Cash-Out Refi vs. Delayed Financing: What is the difference

Matthew Metros
  • Investor
  • New York, NY
Posted

I am writing out my financing strategy as posted below. I am trying to understand the fundamental difference between Cash-Out Refi and Delayed Financing in Multifamily. I cannot seem to wrap my head around this!

Below I wrote my financing strategy - Passing along in case there is something off/ unclear.

We will be utilizing the BRRRR strategy of Buy Rehab Rent Refinance Repeat to grow the portfolio.

There are loan products that fall under the category of “Delayed Financing”. These products allow the borrower to first close on the property with cash, renovate the property to add value, and refinance once the property increased in value.

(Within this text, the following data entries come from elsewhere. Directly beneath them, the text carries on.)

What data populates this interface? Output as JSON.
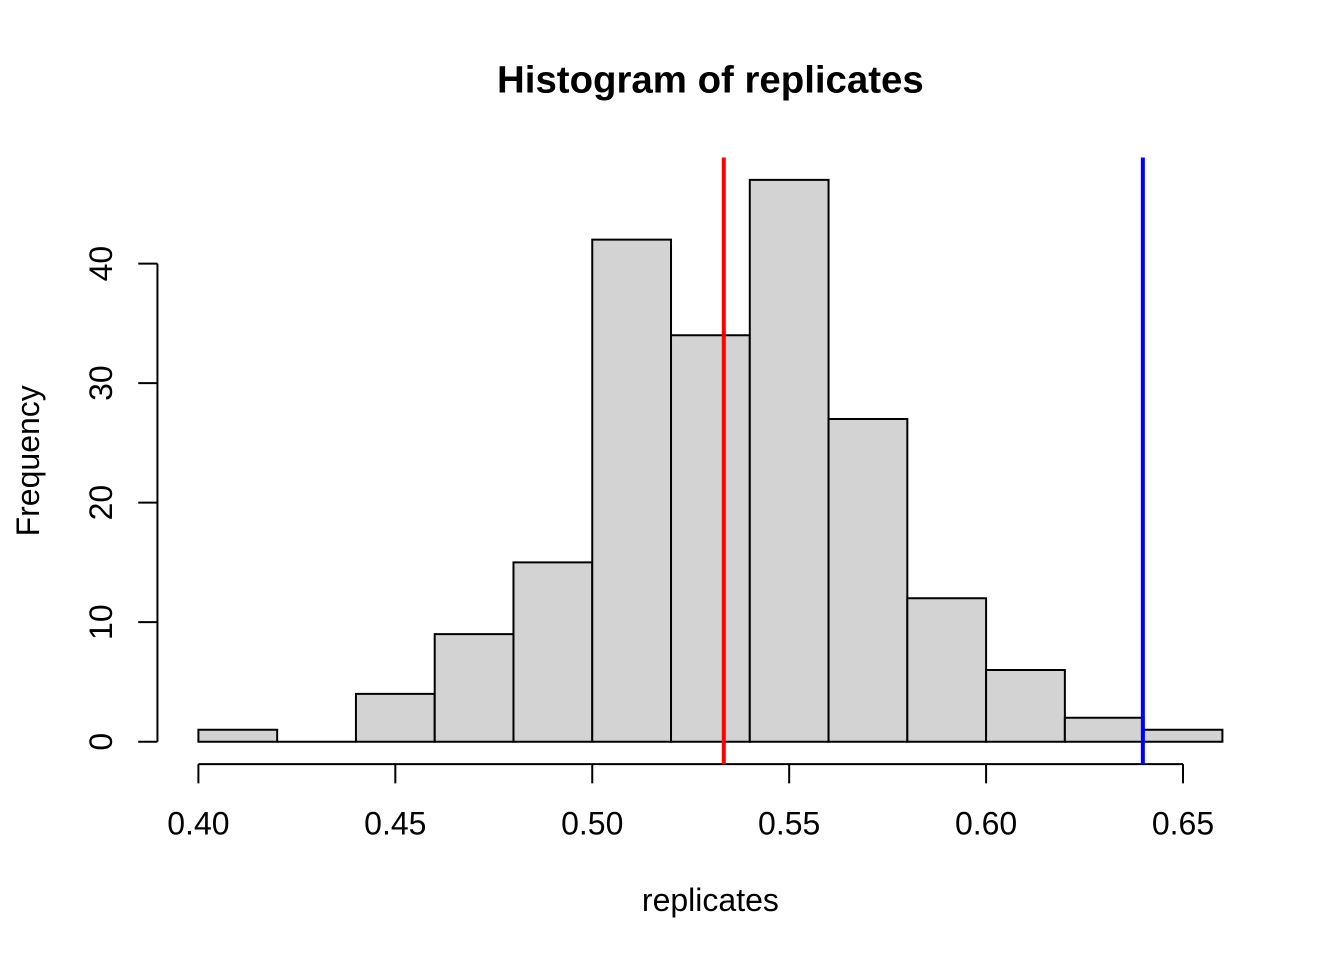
{
  "page": {
    "background": "#FFFFFF"
  },
  "chart_data": {
    "type": "bar",
    "subtype": "histogram",
    "title": "Histogram of replicates",
    "xlabel": "replicates",
    "ylabel": "Frequency",
    "bin_breaks": [
      0.4,
      0.42,
      0.44,
      0.46,
      0.48,
      0.5,
      0.52,
      0.54,
      0.56,
      0.58,
      0.6,
      0.62,
      0.64,
      0.66
    ],
    "counts": [
      1,
      0,
      4,
      9,
      15,
      42,
      34,
      47,
      27,
      12,
      6,
      2,
      1
    ],
    "x_ticks": [
      0.4,
      0.45,
      0.5,
      0.55,
      0.6,
      0.65
    ],
    "x_tick_labels": [
      "0.40",
      "0.45",
      "0.50",
      "0.55",
      "0.60",
      "0.65"
    ],
    "y_ticks": [
      0,
      10,
      20,
      30,
      40
    ],
    "y_tick_labels": [
      "0",
      "10",
      "20",
      "30",
      "40"
    ],
    "xlim": [
      0.4,
      0.66
    ],
    "ylim": [
      0,
      47
    ],
    "axis_expansion": 0.04,
    "bar_fill": "#D3D3D3",
    "bar_stroke": "#000000",
    "axis_color": "#000000",
    "vlines": [
      {
        "x": 0.5334,
        "color": "#FF0000",
        "name": "red-vline"
      },
      {
        "x": 0.6398,
        "color": "#0000FF",
        "name": "blue-vline"
      }
    ],
    "grid": false,
    "legend": "none"
  }
}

Once the property is renovated/stabilized and is "appraisal ready", the refinancing lender will be using an appraisal to determine the After Repair Value and will lend up to 70% of the after repair value (ARV).

In layman’s terms for our strategy to work, we are looking to buy at a lower loan amount and then refinance within a 2 year period into a lower interest and higher amount loan product.

We are looking for a delayed financing loan product that fits this strategy and mainly trying to avoid products that have high fees, a long seasoning period, and prepayment penalties.

This strategy allows you to deploy capital and get back the exact same amount (or more) within a 2-year timeline.